2. The suspension according to claim 1, wherein the electrical traces are formed on the first surface of the flexure, and the at least one second bonding pad is connected with the electrical traces by a conductive joint running through the flexure.

3. The suspension according to claim 2, wherein the conductive joint is copper joint.

4. The suspension according to claim 1, wherein the electrical traces are formed on both the first surface of the flexure and the second surface of the flexure, the first bonding pads are electrically connected with the electrical traces formed on the first surface of the flexure, and the at least one second bonding pad is electrically connected with the electrical traces formed on the second surface of the flexure.

5. The suspension according to claim 1, wherein the flexure further comprises a stainless steel layer between the first surface and the second surface of the flexure, and insulate layers formed between the stainless steel layer and the first surface and the second surface respectively.

6. The suspension according to claim 5, wherein the insulate layer is made of polyimide.

7. The suspension according to claim 1, wherein the flexure comprises two second bonding pads, and the two second bonding pads are symmetrical about a centerline of the suspension.

8. The suspension according to claim 1, wherein the flexure further comprises cover layers formed on the first surface and the second surface of the flexure, respectively.

9. A head gimbal assembly, comprising:

a slider;

a suspension with a flexure for supporting the slider,

wherein the flexure comprises a plurality of electrical traces formed thereon, a plurality of first bonding pads formed on a first surface of the flexure and at least one second bonding pad formed on a second surface of the flexure opposite to the first surface, and wherein the first bonding pads and the at least one second bonding pad are electrically connected with the electrical traces and electrically connect to the slider of the head gimbal assembly.

10. The head gimbal assembly according to claim 9, wherein the electrical traces are formed on the first surface of the flexure, and the at least one second bonding pad is connected with the electrical traces by a conductive joint running through the flexure.
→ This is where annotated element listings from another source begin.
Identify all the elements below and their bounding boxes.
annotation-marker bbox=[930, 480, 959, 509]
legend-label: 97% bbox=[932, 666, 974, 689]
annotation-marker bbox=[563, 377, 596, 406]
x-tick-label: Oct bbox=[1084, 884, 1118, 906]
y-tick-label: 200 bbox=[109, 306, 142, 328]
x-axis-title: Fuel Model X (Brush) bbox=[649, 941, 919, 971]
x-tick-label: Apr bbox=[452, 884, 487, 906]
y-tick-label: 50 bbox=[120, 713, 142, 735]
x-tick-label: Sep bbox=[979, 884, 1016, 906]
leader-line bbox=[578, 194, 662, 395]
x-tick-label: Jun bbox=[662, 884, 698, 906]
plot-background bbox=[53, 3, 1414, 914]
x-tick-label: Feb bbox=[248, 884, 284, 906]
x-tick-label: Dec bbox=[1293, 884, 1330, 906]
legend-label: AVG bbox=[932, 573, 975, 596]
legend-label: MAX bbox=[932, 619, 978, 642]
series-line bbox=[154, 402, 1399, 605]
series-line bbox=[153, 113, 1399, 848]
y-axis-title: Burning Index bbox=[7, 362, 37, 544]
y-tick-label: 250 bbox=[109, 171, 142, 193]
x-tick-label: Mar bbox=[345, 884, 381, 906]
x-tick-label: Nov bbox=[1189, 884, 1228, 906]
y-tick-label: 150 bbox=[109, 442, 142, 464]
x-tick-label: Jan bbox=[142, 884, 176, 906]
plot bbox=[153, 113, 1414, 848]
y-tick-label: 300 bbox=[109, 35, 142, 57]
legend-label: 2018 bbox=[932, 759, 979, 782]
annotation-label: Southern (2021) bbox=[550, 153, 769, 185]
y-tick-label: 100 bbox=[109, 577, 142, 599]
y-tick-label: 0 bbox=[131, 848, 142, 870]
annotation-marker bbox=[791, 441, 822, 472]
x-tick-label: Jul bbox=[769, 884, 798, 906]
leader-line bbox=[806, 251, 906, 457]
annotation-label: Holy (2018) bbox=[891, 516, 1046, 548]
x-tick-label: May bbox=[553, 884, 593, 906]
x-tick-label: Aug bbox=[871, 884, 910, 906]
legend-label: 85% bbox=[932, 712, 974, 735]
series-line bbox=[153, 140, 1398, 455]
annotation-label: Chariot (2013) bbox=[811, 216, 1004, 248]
11. The head gimbal assembly according to claim 10, wherein the conductive joint is copper joint.

12. The head gimbal assembly according to claim 9, wherein the electrical traces are formed on both the first surface of the flexure and the second surface of the flexure, the first bonding pads are electrically connected with the electrical traces formed on the first surface of the flexure, and the at least one second bonding pad is electrically connected with the electrical traces formed on the second surface of the flexure.

13. The head gimbal assembly according to claim 9, wherein the flexure further comprises a stainless steel layer between the first surface and the second surface of the flexure, and insulate layers formed between the stainless steel layer and the first surface and the second surface respectively.

14. The head gimbal assembly according to claim 13, wherein the insulate layer is made of polyimide.

15. The head gimbal assembly according to claim 9, wherein the flexure comprises two second bonding pads, and the two second bonding pads are symmetrical about a centerline of the suspension.

16. The head gimbal assembly according to claim 9, wherein the flexure further comprises cover layers formed on the first surface and the second surface of the flexure, respectively.

17. A disk drive unit, comprising:

a head gimbal assembly including a slider and a suspension that supports the slider;

a drive arm connected to the head gimbal assembly;

a disk; and

a spindle motor operable to spin the disk;

the suspension comprising:

a flexure having a plurality of electrical traces formed thereon, a plurality of first bonding pads formed on a first surface of the flexure and at least one second bonding pad formed on a second surface of the flexure opposite to the first surface,

wherein the first bonding pads and the at least one second bonding pad are electrically connected with the electrical traces and electrically connect to the slider of the head gimbal assembly.